The cartoon caption which comes via the 2022 Shanghai lockdown reads, “Who dares call a meal with pig feet and bear’s claw anything less than a feast? You can’t hide that we’re living in a flourishing age.”
In Covid-19 in China: From Chernobyl Moment to Impetus for Nationalism, Chenchen Zhang tracks the shift from fear to nationalism in China during the 2020 pandemic.
Infectious Change: Reinventing Chinese Public Health after an Epidemic by Kate Mason shows how Shenzhen came to model a new form of technocratic public health in the aftermath of the SARS epidemic.
Lockdown Sound Diaries, an essay by Jing Wang over at Made In China looks at how mechanized sound has been made, used and deployed both to enforce the lockdown and how intimate sounds and laughter have been used to bring comfort.
The India-China Institute at the New School hosts Pandemic Discourses, which aims to make salient the diversity of Covid experiences, highlighting voices from the Global South.
The Pandemic Journaling Project proactively supports ordinary people in documenting daily life during the pandemic.

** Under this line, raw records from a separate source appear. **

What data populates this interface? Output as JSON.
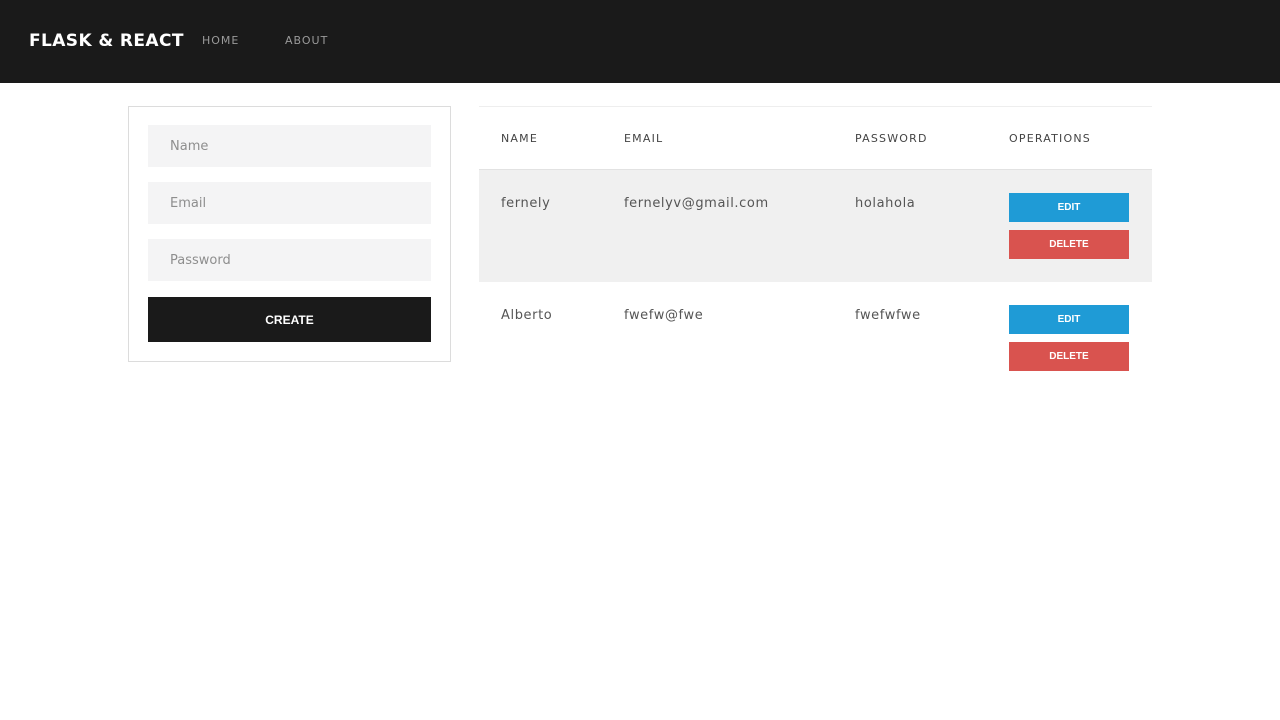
{
  "navbar": {
    "brand": "FLASK & REACT",
    "links": [
      "HOME",
      "ABOUT"
    ]
  },
  "form": {
    "name_placeholder": "Name",
    "email_placeholder": "Email",
    "password_placeholder": "Password",
    "create_label": "CREATE"
  },
  "table": {
    "headers": [
      "NAME",
      "EMAIL",
      "PASSWORD",
      "OPERATIONS"
    ],
    "rows": [
      {
        "name": "fernely",
        "email": "fernelyv@gmail.com",
        "password": "holahola",
        "edit_label": "EDIT",
        "delete_label": "DELETE"
      },
      {
        "name": "Alberto",
        "email": "fwefw@fwe",
        "password": "fwefwfwe",
        "edit_label": "EDIT",
        "delete_label": "DELETE"
      }
    ]
  },
  "colors": {
    "navbar_bg": "#1a1a1a",
    "edit_button": "#1f9bd6",
    "delete_button": "#d9534f",
    "highlighted_row": "#f0f0f0"
  }
}
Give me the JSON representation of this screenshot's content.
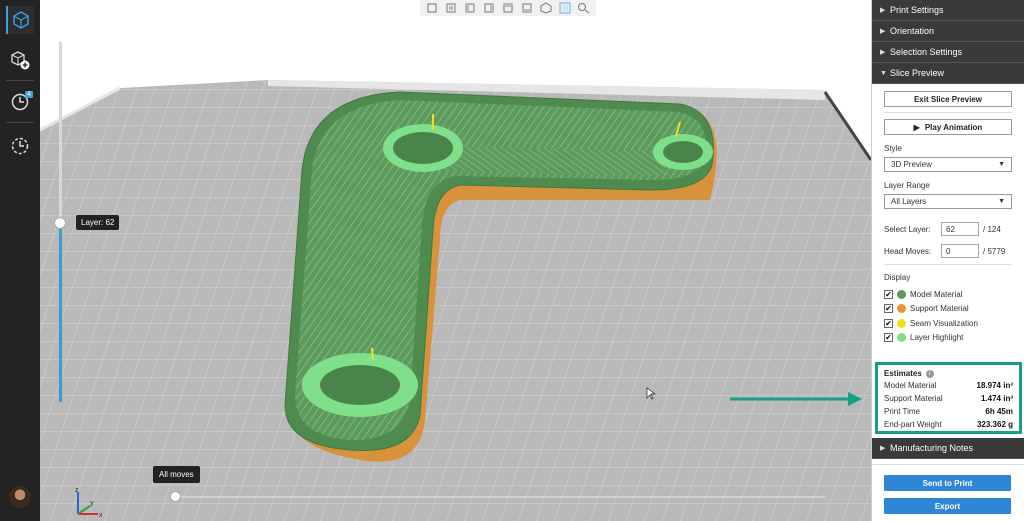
{
  "rail": {
    "history_badge": "4"
  },
  "viewport": {
    "layer_tooltip": "Layer: 62",
    "moves_tooltip": "All moves"
  },
  "panel": {
    "sections": {
      "print_settings": "Print Settings",
      "orientation": "Orientation",
      "selection_settings": "Selection Settings",
      "slice_preview": "Slice Preview",
      "manufacturing_notes": "Manufacturing Notes"
    },
    "exit_button": "Exit Slice Preview",
    "play_button": "Play Animation",
    "style_label": "Style",
    "style_value": "3D Preview",
    "layer_range_label": "Layer Range",
    "layer_range_value": "All Layers",
    "select_layer_label": "Select Layer:",
    "select_layer_value": "62",
    "select_layer_total": "/ 124",
    "head_moves_label": "Head Moves:",
    "head_moves_value": "0",
    "head_moves_total": "/ 5779",
    "display_label": "Display",
    "display_items": [
      {
        "label": "Model Material",
        "color": "#5a9a5a"
      },
      {
        "label": "Support Material",
        "color": "#e8932e"
      },
      {
        "label": "Seam Visualization",
        "color": "#f0e020"
      },
      {
        "label": "Layer Highlight",
        "color": "#7ee08a"
      }
    ],
    "estimates_label": "Estimates",
    "estimates": [
      {
        "label": "Model Material",
        "value": "18.974 in³"
      },
      {
        "label": "Support Material",
        "value": "1.474 in³"
      },
      {
        "label": "Print Time",
        "value": "6h 45m"
      },
      {
        "label": "End-part Weight",
        "value": "323.362 g"
      }
    ],
    "send_button": "Send to Print",
    "export_button": "Export"
  },
  "colors": {
    "accent": "#2f86d6",
    "highlight_box": "#14a085",
    "model_green": "#5a9a5a",
    "layer_highlight": "#7ee08a",
    "support_orange": "#e8932e"
  }
}
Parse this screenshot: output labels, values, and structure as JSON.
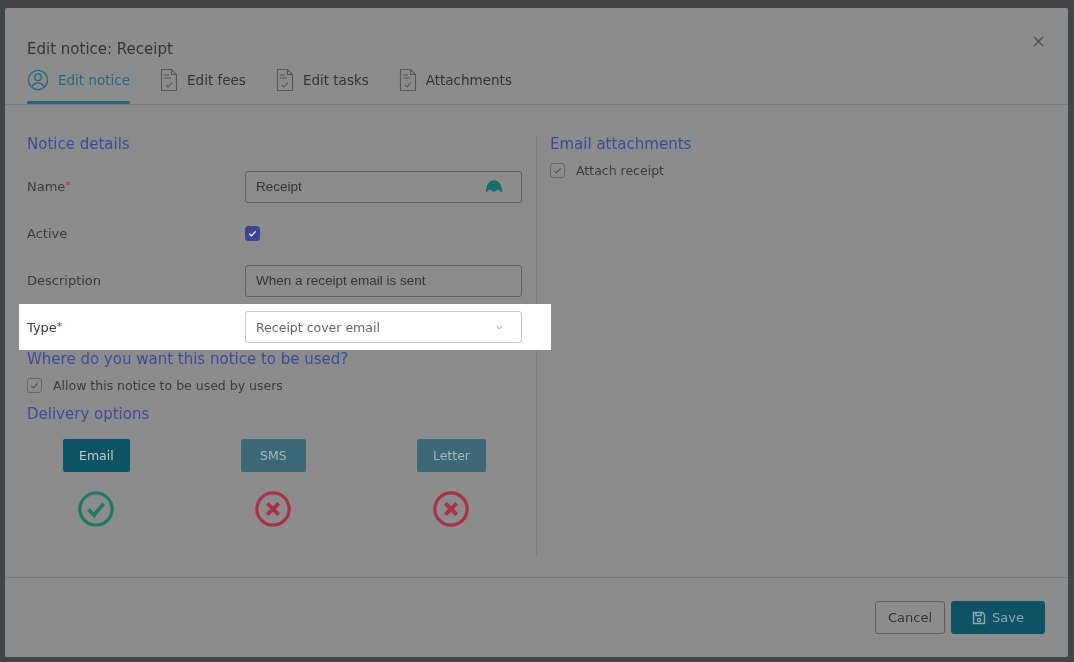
{
  "dialog": {
    "title": "Edit notice: Receipt",
    "close": "×"
  },
  "tabs": [
    {
      "label": "Edit notice",
      "selected": true
    },
    {
      "label": "Edit fees",
      "selected": false
    },
    {
      "label": "Edit tasks",
      "selected": false
    },
    {
      "label": "Attachments",
      "selected": false
    }
  ],
  "notice_details": {
    "heading": "Notice details",
    "fields": [
      {
        "kind": "text",
        "label": "Name",
        "required_mark": "*",
        "value": "Receipt",
        "highlighted": false,
        "badge": true
      },
      {
        "kind": "checkbox",
        "label": "Active",
        "checked": true,
        "highlighted": false
      },
      {
        "kind": "text",
        "label": "Description",
        "value": "When a receipt email is sent",
        "highlighted": false,
        "badge": false
      },
      {
        "kind": "select",
        "label": "Type",
        "required_mark": "*",
        "value": "Receipt cover email",
        "highlighted": true
      }
    ]
  },
  "usage": {
    "heading": "Where do you want this notice to be used?",
    "options": [
      {
        "label": "Allow this notice to be used by users",
        "checked": true
      }
    ]
  },
  "delivery": {
    "heading": "Delivery options",
    "options": [
      {
        "label": "Email",
        "enabled": true
      },
      {
        "label": "SMS",
        "enabled": false
      },
      {
        "label": "Letter",
        "enabled": false
      }
    ]
  },
  "email_attachments": {
    "heading": "Email attachments",
    "options": [
      {
        "label": "Attach receipt",
        "checked": true
      }
    ]
  },
  "buttons": [
    {
      "kind": "secondary",
      "label": "Cancel"
    },
    {
      "kind": "primary",
      "label": "Save"
    }
  ]
}
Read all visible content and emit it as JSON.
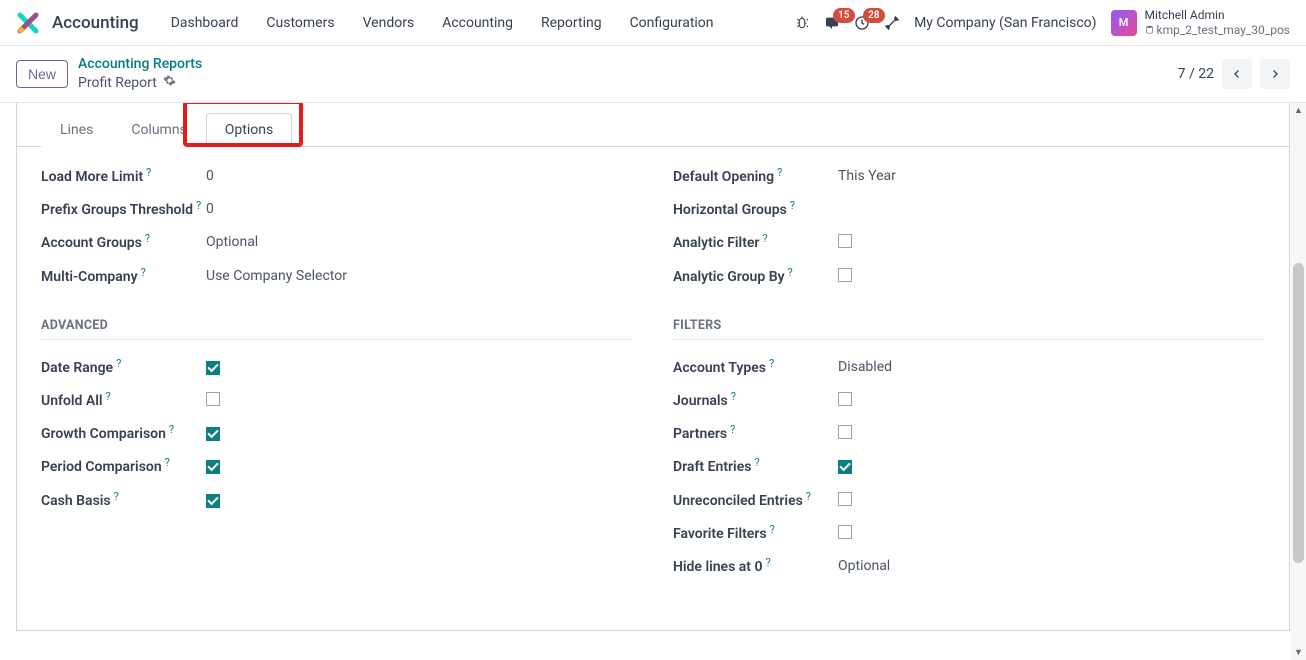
{
  "app_name": "Accounting",
  "nav": [
    "Dashboard",
    "Customers",
    "Vendors",
    "Accounting",
    "Reporting",
    "Configuration"
  ],
  "badges": {
    "messages": "15",
    "activities": "28"
  },
  "company": "My Company (San Francisco)",
  "user": {
    "name": "Mitchell Admin",
    "db": "kmp_2_test_may_30_pos"
  },
  "breadcrumb": {
    "parent": "Accounting Reports",
    "current": "Profit Report"
  },
  "button_new": "New",
  "pager": "7 / 22",
  "tabs": {
    "lines": "Lines",
    "columns": "Columns",
    "options": "Options"
  },
  "sections": {
    "advanced": "ADVANCED",
    "filters": "FILTERS"
  },
  "fields": {
    "load_more_limit": {
      "label": "Load More Limit",
      "value": "0"
    },
    "prefix_groups_threshold": {
      "label": "Prefix Groups Threshold",
      "value": "0"
    },
    "account_groups": {
      "label": "Account Groups",
      "value": "Optional"
    },
    "multi_company": {
      "label": "Multi-Company",
      "value": "Use Company Selector"
    },
    "default_opening": {
      "label": "Default Opening",
      "value": "This Year"
    },
    "horizontal_groups": {
      "label": "Horizontal Groups",
      "value": ""
    },
    "analytic_filter": {
      "label": "Analytic Filter"
    },
    "analytic_group_by": {
      "label": "Analytic Group By"
    },
    "date_range": {
      "label": "Date Range"
    },
    "unfold_all": {
      "label": "Unfold All"
    },
    "growth_comparison": {
      "label": "Growth Comparison"
    },
    "period_comparison": {
      "label": "Period Comparison"
    },
    "cash_basis": {
      "label": "Cash Basis"
    },
    "account_types": {
      "label": "Account Types",
      "value": "Disabled"
    },
    "journals": {
      "label": "Journals"
    },
    "partners": {
      "label": "Partners"
    },
    "draft_entries": {
      "label": "Draft Entries"
    },
    "unreconciled_entries": {
      "label": "Unreconciled Entries"
    },
    "favorite_filters": {
      "label": "Favorite Filters"
    },
    "hide_lines_at_0": {
      "label": "Hide lines at 0",
      "value": "Optional"
    }
  },
  "help_mark": "?"
}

In The Wuhan Lockdown, which came out in 2022, Guobin Yang contextualizes the stories of ordinary people who fought (and the martial rhetoric is a critical part of the story) to overcome the pandemic in order to preserve life. Indeed, these stories make clear that a belief in and commitment to life significantly informed China’s success in limiting deaths beyond Wuhan’s borders.
Viral Loads: Anthropologies of Urgency in the Time of Covid-19 tracks how the virus exacerbated extant inequalities worldwide.